What Will Be Trending in the Next Two Years?
- "Diagnostics + Telemedicine" hybrids. Spirometers with built-in pulse oximeters and secure data transmission to a doctor — such devices are already being developed by dozens of startups. For them, Roszdravnadzor has announced a separate simplified track starting in the fall of 2026.
- Ultrasound screening with AI. Automatic liver segmentation, pregnancy assessment — by October 2026, such algorithms will require a mandatory report under GOST R 59977-2026. This will complicate life for developers but increase trust among doctors.
- Home encephalographs. Devices for monitoring epilepsy are gaining popularity. But now they face strict accuracy requirements (at least 95% sensitivity) and mandatory usability studies.

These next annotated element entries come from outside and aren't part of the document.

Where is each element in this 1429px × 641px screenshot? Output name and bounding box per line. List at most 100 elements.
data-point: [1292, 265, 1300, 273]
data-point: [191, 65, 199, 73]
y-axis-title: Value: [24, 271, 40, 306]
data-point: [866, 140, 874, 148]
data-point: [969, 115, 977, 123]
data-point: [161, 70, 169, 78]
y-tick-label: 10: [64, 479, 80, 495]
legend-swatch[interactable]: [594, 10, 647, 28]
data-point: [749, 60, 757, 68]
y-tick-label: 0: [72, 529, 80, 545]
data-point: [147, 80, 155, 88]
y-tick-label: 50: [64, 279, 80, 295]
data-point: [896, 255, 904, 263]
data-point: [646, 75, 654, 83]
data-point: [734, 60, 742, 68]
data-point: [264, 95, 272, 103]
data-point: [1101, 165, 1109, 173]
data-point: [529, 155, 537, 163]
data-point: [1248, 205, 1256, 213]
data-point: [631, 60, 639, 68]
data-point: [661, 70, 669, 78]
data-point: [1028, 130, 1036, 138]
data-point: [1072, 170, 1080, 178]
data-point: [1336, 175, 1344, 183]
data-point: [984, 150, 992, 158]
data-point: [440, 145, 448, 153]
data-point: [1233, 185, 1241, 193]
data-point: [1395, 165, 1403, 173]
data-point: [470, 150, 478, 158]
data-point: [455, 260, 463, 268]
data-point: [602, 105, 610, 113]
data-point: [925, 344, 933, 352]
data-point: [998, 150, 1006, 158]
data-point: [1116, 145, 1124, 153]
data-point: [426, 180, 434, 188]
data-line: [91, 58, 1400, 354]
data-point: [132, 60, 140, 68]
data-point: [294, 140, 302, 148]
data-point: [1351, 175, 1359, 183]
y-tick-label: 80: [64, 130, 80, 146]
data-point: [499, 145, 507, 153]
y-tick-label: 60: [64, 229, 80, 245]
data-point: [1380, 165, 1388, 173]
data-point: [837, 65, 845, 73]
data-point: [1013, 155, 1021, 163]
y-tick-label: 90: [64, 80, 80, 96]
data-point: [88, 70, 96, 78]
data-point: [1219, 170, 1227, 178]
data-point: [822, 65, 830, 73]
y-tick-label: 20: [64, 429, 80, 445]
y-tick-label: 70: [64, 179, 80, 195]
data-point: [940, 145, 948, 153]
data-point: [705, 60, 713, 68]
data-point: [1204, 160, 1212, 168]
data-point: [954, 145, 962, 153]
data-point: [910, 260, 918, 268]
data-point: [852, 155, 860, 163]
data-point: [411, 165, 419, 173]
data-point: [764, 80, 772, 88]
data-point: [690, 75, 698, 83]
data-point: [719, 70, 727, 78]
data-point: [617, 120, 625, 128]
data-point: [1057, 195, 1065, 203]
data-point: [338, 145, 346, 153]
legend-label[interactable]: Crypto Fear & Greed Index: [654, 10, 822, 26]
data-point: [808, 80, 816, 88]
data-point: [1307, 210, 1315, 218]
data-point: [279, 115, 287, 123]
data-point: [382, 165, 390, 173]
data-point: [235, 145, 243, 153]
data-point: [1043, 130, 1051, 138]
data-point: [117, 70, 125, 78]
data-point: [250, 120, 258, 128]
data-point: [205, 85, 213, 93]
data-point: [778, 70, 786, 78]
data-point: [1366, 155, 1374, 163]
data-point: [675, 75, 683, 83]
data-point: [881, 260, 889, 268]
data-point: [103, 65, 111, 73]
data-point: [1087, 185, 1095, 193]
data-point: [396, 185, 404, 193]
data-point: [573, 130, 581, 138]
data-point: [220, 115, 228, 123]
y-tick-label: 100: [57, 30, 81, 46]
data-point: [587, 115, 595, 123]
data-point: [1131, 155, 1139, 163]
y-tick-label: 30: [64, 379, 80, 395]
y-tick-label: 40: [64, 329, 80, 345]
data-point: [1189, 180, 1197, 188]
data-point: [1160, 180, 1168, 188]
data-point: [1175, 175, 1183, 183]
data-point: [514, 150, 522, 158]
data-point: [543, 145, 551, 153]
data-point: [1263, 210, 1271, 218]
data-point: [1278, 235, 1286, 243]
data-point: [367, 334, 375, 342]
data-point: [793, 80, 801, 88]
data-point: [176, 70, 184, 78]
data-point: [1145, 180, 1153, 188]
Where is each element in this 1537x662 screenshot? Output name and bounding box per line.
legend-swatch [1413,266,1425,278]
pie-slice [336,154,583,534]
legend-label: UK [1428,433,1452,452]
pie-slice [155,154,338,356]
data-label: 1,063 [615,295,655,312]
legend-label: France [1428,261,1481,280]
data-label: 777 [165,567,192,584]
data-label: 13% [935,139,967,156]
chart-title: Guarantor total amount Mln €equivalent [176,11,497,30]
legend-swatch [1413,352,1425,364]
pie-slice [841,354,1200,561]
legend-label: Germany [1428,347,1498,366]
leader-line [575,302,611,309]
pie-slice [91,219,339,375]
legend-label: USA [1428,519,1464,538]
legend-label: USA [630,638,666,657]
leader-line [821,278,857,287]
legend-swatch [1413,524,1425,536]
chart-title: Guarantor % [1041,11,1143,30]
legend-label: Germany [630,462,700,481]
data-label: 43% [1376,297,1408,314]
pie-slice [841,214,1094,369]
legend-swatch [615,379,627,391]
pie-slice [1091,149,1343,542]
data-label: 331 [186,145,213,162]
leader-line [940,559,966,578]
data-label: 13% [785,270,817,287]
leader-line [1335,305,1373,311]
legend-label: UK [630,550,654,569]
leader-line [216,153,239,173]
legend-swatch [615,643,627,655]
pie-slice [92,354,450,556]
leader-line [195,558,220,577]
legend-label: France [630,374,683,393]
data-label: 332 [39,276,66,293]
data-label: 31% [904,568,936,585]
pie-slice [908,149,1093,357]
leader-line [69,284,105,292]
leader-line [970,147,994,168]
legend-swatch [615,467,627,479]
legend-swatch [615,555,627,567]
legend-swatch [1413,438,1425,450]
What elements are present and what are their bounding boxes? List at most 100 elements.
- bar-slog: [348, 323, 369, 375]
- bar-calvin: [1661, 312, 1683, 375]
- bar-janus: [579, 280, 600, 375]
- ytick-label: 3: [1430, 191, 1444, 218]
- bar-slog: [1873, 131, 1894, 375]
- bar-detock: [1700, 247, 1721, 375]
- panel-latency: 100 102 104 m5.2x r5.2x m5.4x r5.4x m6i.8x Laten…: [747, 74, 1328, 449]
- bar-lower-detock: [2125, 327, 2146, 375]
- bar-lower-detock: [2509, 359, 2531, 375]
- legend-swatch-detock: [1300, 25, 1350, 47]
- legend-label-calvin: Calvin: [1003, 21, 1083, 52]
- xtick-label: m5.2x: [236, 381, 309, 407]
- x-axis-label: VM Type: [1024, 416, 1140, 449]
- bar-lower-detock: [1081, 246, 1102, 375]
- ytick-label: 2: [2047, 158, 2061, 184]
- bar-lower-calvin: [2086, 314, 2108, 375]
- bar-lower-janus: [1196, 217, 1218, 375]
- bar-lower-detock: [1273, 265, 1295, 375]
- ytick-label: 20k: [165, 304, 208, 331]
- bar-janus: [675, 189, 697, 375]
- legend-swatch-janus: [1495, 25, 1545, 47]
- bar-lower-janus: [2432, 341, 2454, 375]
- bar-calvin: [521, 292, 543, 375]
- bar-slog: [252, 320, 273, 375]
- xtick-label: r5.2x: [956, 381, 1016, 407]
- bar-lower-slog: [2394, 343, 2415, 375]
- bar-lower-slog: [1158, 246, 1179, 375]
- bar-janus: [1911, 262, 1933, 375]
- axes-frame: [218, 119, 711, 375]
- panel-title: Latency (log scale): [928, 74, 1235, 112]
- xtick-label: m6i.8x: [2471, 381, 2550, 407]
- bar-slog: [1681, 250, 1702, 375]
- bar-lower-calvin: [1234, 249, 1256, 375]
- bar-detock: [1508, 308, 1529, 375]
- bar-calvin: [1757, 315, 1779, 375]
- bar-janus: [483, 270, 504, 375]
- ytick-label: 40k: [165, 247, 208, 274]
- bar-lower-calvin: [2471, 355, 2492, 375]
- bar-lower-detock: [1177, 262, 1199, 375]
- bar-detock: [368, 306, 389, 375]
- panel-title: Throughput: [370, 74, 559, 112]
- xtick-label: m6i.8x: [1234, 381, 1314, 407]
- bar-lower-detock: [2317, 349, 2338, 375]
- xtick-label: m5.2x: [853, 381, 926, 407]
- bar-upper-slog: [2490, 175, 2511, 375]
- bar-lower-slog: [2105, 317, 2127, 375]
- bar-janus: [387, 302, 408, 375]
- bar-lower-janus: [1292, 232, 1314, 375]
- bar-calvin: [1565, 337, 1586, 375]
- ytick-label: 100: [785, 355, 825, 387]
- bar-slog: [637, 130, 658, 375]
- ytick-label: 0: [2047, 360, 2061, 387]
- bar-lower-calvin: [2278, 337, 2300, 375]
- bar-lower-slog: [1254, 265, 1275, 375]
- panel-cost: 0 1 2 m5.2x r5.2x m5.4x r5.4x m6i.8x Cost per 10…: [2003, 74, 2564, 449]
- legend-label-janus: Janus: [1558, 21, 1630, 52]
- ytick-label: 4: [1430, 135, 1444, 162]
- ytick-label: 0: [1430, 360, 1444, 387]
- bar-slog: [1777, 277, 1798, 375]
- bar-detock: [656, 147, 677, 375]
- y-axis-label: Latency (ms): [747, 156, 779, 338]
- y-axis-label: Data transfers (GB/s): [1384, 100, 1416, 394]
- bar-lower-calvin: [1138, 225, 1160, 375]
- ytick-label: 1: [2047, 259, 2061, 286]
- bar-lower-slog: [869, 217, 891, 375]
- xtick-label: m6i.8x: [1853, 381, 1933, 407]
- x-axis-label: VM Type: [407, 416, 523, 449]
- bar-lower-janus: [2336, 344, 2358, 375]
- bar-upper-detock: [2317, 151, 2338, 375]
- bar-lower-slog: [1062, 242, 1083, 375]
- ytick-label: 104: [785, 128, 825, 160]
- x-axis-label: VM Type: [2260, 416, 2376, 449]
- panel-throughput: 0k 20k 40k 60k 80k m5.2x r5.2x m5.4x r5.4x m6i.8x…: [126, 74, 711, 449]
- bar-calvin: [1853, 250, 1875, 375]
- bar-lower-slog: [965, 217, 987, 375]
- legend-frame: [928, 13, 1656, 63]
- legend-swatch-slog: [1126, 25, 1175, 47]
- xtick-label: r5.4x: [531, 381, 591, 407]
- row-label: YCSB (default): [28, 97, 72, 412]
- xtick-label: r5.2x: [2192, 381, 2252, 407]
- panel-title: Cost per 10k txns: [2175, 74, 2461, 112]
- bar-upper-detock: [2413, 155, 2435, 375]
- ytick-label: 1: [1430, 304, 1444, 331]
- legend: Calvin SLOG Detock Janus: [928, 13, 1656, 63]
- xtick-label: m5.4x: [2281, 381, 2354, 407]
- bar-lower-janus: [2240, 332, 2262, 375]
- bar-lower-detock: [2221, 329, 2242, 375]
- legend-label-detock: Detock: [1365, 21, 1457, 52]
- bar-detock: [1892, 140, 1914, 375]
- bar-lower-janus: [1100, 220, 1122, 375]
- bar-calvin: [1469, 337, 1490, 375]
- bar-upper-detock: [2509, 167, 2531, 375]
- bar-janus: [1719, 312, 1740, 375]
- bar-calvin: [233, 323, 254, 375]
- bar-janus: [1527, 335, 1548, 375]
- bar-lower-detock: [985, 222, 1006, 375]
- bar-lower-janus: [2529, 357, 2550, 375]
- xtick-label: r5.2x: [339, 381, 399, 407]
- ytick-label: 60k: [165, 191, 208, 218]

How Not to Be Late: A Primer for Manufacturers
If you want to bring an electrocardiograph, ultrasound machine, or spirometer to market in 2026, here are four steps you need to take right now:
- Determine your device's risk class (I, IIa, IIb, or III). This determines the scope of testing and timelines.
- Prepare documentation in Russian, including a description of the software — especially if it contains AI modules.
- Obtain a valid ISO 13485 (not older than3 years) — without it, the simplified procedure is unavailable.
- Develop packaging with a QR code — this requirement came into force in April 2026.
The Main Thing: Don't Wait.
There is currently a unique window on the market: mutual recognition, no mandatory clinical trials for portable devices, and a priority track for AI products make registration faster and cheaper than ever. But the concessions are not forever — the simplified procedure is valid only until 2028, and the unified EAEU registry will go into effect as early as September 2026. Those who make it in time will gain priority access to the markets of five countries.